Part of Proceedings of the Neural Information Processing Systems Track on Datasets and Benchmarks 1 (NeurIPS Datasets and Benchmarks 2021) round2
Yasumasa Onoe, Michael Zhang, Eunsol Choi, Greg Durrett
Most benchmark datasets targeting commonsense reasoning focus on everyday scenarios: physical knowledge like knowing that you could fill a cup under a waterfall, social knowledge like bumping into someone is awkward, and other generic situations. However, there is a rich space of commonsense inferences anchored to knowledge about specific entities: for example, deciding the truthfulness of a claim Harry Potter can teach classes on how to fly on a broomstick. Can models learn to combine entity knowledge with commonsense reasoning in this fashion? We introduce CREAK, a testbed for commonsense reasoning about entity knowledge, bridging fact-checking about entities (Harry Potter is a wizard and is skilled at riding a broomstick) with commonsense inferences (if you're good at a skill you can teach others how to do it).
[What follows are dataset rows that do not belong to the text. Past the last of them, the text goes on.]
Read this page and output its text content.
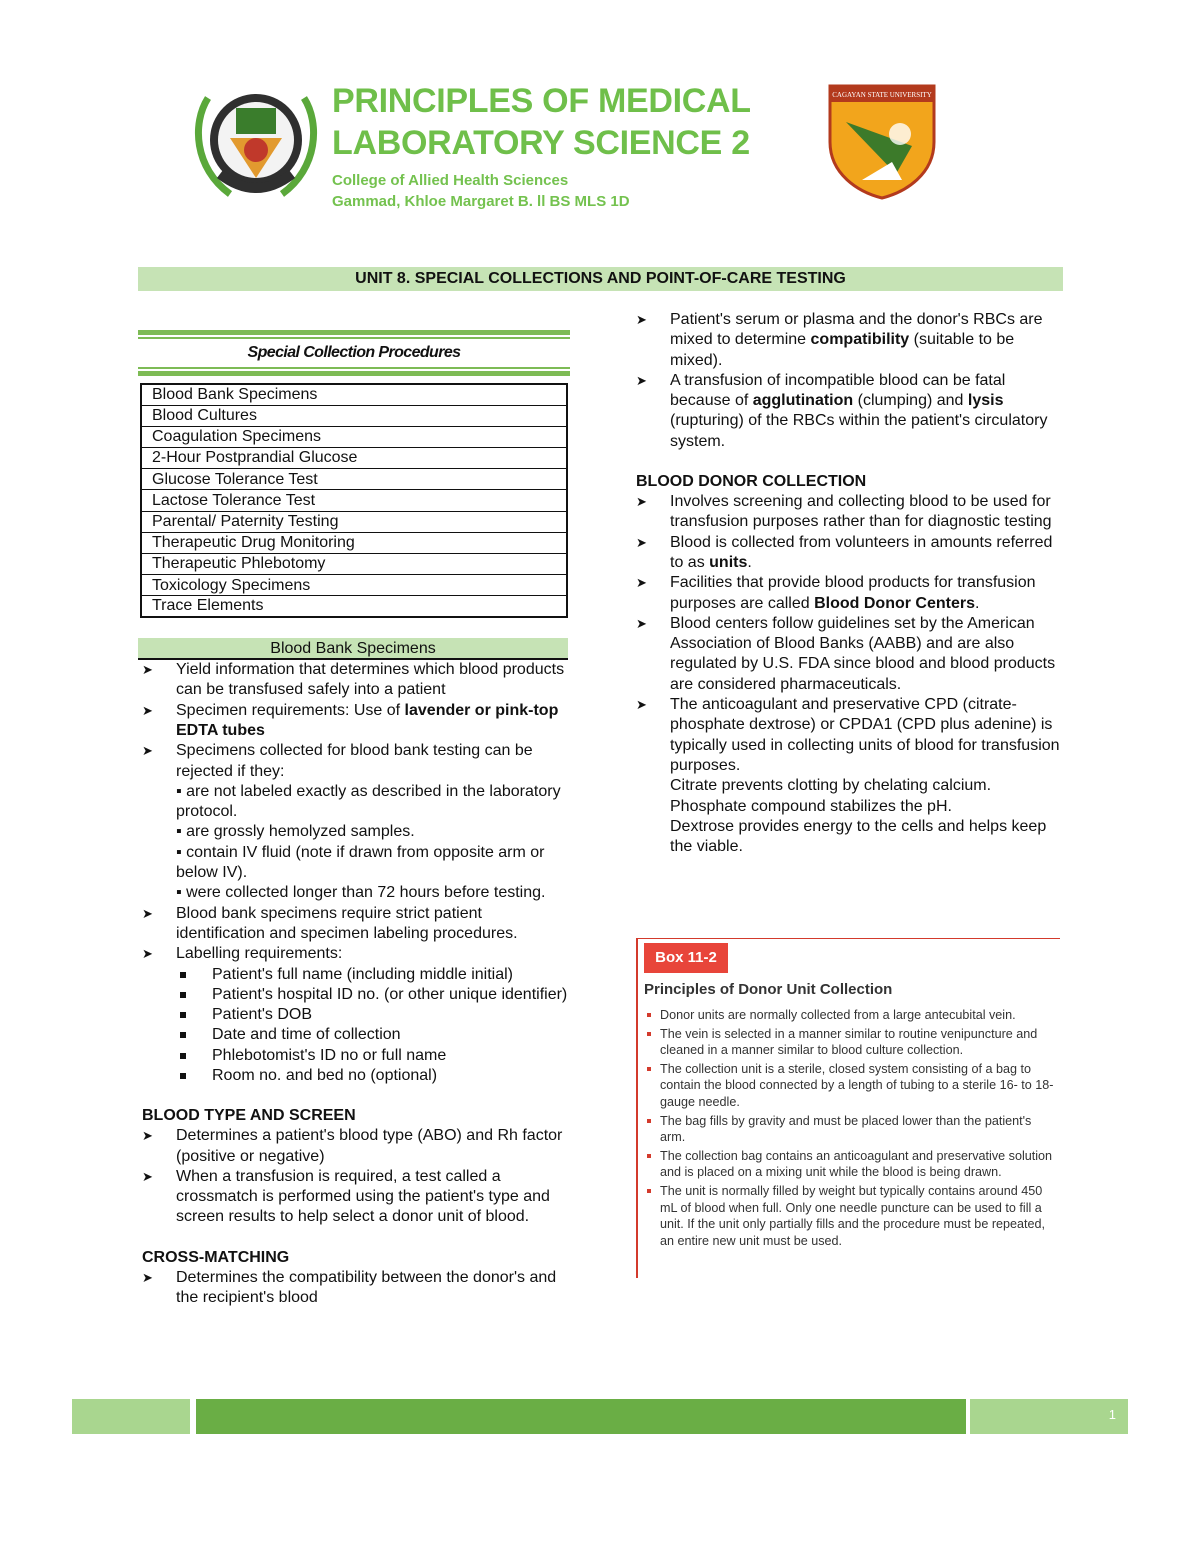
PRINCIPLES OF MEDICAL
LABORATORY SCIENCE 2
College of Allied Health Sciences
Gammad, Khloe Margaret B. ll BS MLS 1D
CAGAYAN STATE UNIVERSITY
UNIT 8. SPECIAL COLLECTIONS AND POINT-OF-CARE TESTING
Special Collection Procedures
Blood Bank Specimens
Blood Cultures
Coagulation Specimens
2-Hour Postprandial Glucose
Glucose Tolerance Test
Lactose Tolerance Test
Parental/ Paternity Testing
Therapeutic Drug Monitoring
Therapeutic Phlebotomy
Toxicology Specimens
Trace Elements
Blood Bank Specimens
➤ Yield information that determines which blood products can be transfused safely into a patient
➤ Specimen requirements: Use of lavender or pink-top EDTA tubes
➤ Specimens collected for blood bank testing can be rejected if they:
▪ are not labeled exactly as described in the laboratory protocol.
▪ are grossly hemolyzed samples.
▪ contain IV fluid (note if drawn from opposite arm or below IV).
▪ were collected longer than 72 hours before testing.
➤ Blood bank specimens require strict patient identification and specimen labeling procedures.
➤ Labelling requirements:
Patient's full name (including middle initial)
Patient's hospital ID no. (or other unique identifier)
Patient's DOB
Date and time of collection
Phlebotomist's ID no or full name
Room no. and bed no (optional)
BLOOD TYPE AND SCREEN
➤ Determines a patient's blood type (ABO) and Rh factor (positive or negative)
➤ When a transfusion is required, a test called a crossmatch is performed using the patient's type and screen results to help select a donor unit of blood.
CROSS-MATCHING
➤ Determines the compatibility between the donor's and the recipient's blood
➤ Patient's serum or plasma and the donor's RBCs are mixed to determine compatibility (suitable to be mixed).
➤ A transfusion of incompatible blood can be fatal because of agglutination (clumping) and lysis (rupturing) of the RBCs within the patient's circulatory system.
BLOOD DONOR COLLECTION
➤ Involves screening and collecting blood to be used for transfusion purposes rather than for diagnostic testing
➤ Blood is collected from volunteers in amounts referred to as units.
➤ Facilities that provide blood products for transfusion purposes are called Blood Donor Centers.
➤ Blood centers follow guidelines set by the American Association of Blood Banks (AABB) and are also regulated by U.S. FDA since blood and blood products are considered pharmaceuticals.
➤ The anticoagulant and preservative CPD (citrate-phosphate dextrose) or CPDA1 (CPD plus adenine) is typically used in collecting units of blood for transfusion purposes.
Citrate prevents clotting by chelating calcium.
Phosphate compound stabilizes the pH.
Dextrose provides energy to the cells and helps keep the viable.
Box 11-2
Principles of Donor Unit Collection
Donor units are normally collected from a large antecubital vein.
The vein is selected in a manner similar to routine venipuncture and cleaned in a manner similar to blood culture collection.
The collection unit is a sterile, closed system consisting of a bag to contain the blood connected by a length of tubing to a sterile 16- to 18-gauge needle.
The bag fills by gravity and must be placed lower than the patient's arm.
The collection bag contains an anticoagulant and preservative solution and is placed on a mixing unit while the blood is being drawn.
The unit is normally filled by weight but typically contains around 450 mL of blood when full. Only one needle puncture can be used to fill a unit. If the unit only partially fills and the procedure must be repeated, an entire new unit must be used.
1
Our dataset consists of 13k human-authored English claims about entities that are either true or false, in addition to a small contrast set. Crowdworkers can easily come up with these statements and human performance on the dataset is high (high 90s); we argue that pre-trained language models (LMs) should be able to blend entity knowledge and commonsense reasoning to do well here. In our experiments, we focus on the closed-book setting and observe that a baseline model finetuned on existing fact verification benchmark struggles with the type of inferences in CREAK. Training a model on CREAK improves accuracy by a substantial margin, but still falls short of human performance. Our benchmark provides a unique probe into natural language understanding models, testing both its ability to retrieve facts (e.g., who teaches at the University of Chicago?) and unstated commonsense knowledge (e.g., butlers do not yell at guests).